When I talk about American presidential elections and tell people about the kind of slanders politicians have bandied about for over 200 years, the initial reaction tends to be, who are you kidding? Who would actually believe that John Quincy Adams was a pimp while acting as ambassador to Russia, or that Martin Van Buren wore women's clothing or that Al Smith built the Holland Tunnel in order to secretly meet the Pope under the Atlantic Ocean, or that Michael Dukakis would really let serial killers out of jail to satisfy his liberal lust for going easy on criminals?
And what I always say is: there are always people willing to believe anything and everything.
Case in point: this afternoon I take my daughter to her gymnastics lesson and while she is out rolling and tumbling the following conversation takes place directly behind me in the observation room parents are confined to:
"There's no way that Obama guy can be in the White House," says First Woman.

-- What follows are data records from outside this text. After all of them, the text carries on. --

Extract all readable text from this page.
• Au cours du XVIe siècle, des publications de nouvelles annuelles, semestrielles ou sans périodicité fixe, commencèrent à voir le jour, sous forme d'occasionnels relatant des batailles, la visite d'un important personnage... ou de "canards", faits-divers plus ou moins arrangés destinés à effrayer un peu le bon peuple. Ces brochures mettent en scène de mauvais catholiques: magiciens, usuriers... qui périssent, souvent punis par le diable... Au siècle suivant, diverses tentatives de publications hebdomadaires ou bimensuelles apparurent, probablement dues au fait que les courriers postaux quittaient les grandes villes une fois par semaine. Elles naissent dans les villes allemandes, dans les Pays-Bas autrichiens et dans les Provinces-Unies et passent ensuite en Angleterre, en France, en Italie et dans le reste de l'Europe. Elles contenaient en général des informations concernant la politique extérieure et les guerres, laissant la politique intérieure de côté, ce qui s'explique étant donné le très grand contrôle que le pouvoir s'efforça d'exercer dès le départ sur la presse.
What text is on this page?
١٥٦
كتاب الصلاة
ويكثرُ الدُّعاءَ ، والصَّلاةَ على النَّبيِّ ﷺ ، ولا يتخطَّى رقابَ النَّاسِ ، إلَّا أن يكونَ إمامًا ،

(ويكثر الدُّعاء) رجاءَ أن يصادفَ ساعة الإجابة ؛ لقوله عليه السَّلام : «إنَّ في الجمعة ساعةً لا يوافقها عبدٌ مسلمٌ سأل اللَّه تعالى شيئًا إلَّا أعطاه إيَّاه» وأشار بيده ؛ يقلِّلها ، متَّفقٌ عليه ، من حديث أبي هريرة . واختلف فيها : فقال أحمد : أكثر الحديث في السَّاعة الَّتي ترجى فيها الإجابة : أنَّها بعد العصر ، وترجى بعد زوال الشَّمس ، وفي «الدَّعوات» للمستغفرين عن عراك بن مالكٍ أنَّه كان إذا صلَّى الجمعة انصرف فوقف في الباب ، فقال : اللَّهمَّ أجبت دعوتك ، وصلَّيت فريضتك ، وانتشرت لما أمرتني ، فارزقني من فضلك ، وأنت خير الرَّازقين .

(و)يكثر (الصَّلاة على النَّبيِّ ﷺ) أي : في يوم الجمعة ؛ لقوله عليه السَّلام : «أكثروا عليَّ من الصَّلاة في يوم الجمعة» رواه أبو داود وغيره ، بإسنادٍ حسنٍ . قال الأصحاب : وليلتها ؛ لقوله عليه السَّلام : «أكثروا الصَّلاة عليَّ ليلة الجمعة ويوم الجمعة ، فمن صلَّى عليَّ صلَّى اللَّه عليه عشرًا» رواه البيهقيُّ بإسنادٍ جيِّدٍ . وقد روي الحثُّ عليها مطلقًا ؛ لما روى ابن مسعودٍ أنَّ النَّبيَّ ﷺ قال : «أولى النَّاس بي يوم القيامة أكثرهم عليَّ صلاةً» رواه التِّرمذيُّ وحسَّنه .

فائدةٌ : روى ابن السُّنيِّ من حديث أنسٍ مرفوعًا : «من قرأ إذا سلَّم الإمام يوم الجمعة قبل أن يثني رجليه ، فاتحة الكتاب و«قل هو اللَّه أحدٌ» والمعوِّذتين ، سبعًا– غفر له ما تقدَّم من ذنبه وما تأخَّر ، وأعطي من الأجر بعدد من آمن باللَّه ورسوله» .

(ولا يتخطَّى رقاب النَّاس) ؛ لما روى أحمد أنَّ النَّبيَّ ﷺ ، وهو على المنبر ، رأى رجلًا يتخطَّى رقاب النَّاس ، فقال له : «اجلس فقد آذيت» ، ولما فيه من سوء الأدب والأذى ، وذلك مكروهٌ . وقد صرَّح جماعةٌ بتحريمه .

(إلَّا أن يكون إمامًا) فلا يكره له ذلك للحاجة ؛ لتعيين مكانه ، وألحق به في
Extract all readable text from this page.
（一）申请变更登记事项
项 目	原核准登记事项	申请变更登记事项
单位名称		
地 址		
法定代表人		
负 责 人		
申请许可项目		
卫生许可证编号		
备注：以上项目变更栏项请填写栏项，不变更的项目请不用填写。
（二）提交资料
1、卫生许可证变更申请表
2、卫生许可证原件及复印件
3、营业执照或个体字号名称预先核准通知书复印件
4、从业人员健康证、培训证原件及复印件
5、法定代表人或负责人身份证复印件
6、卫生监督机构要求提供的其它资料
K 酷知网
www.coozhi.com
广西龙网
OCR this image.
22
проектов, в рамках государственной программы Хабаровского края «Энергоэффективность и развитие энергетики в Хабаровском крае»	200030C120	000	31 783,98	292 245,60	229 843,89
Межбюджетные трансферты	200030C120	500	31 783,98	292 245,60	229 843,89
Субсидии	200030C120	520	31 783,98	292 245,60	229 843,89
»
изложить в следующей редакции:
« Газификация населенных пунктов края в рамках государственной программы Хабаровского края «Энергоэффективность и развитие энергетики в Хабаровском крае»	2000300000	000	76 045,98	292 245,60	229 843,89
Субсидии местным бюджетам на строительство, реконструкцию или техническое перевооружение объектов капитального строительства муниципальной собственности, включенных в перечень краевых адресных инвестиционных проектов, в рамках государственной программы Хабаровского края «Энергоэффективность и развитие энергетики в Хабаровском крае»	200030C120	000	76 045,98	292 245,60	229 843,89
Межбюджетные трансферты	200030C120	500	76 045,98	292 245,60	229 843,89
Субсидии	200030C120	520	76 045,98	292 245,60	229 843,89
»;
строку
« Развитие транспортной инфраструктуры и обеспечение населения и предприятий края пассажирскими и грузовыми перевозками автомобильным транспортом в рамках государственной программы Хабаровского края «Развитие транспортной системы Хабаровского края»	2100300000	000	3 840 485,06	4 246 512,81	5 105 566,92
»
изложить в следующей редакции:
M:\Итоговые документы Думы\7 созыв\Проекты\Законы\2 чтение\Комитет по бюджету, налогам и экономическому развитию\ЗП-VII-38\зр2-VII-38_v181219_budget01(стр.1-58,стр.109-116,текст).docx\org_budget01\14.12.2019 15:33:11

Second Woman says: "You don't think he can win?'
First Woman: "I don't think he can win, but even if he does win, he can't be sworn into office."
Second Woman: "Why not?"
First Woman: "Because of the Bible. It says in the Constitution you have to take the oath of office on a Bible and he can't. Because of the Koran or whatever you call it."
Second Woman: "Oh, I forgot --he's Muslim."
First Woman: "That's right. He's Muslim and if he swears on a Bible he'll, like, burn in hell or whatever."
Second Woman: "So what are they going to do?'
First Woman: "Don't worry -- McCain is going to win. Are you kidding?"
Second Woman: "But I hear McCain's not an American...."
At this point, I tiptoed gently out of the building. If I still smoked, I would have lit up one and inhaled deeply. As it was, I just inhaled.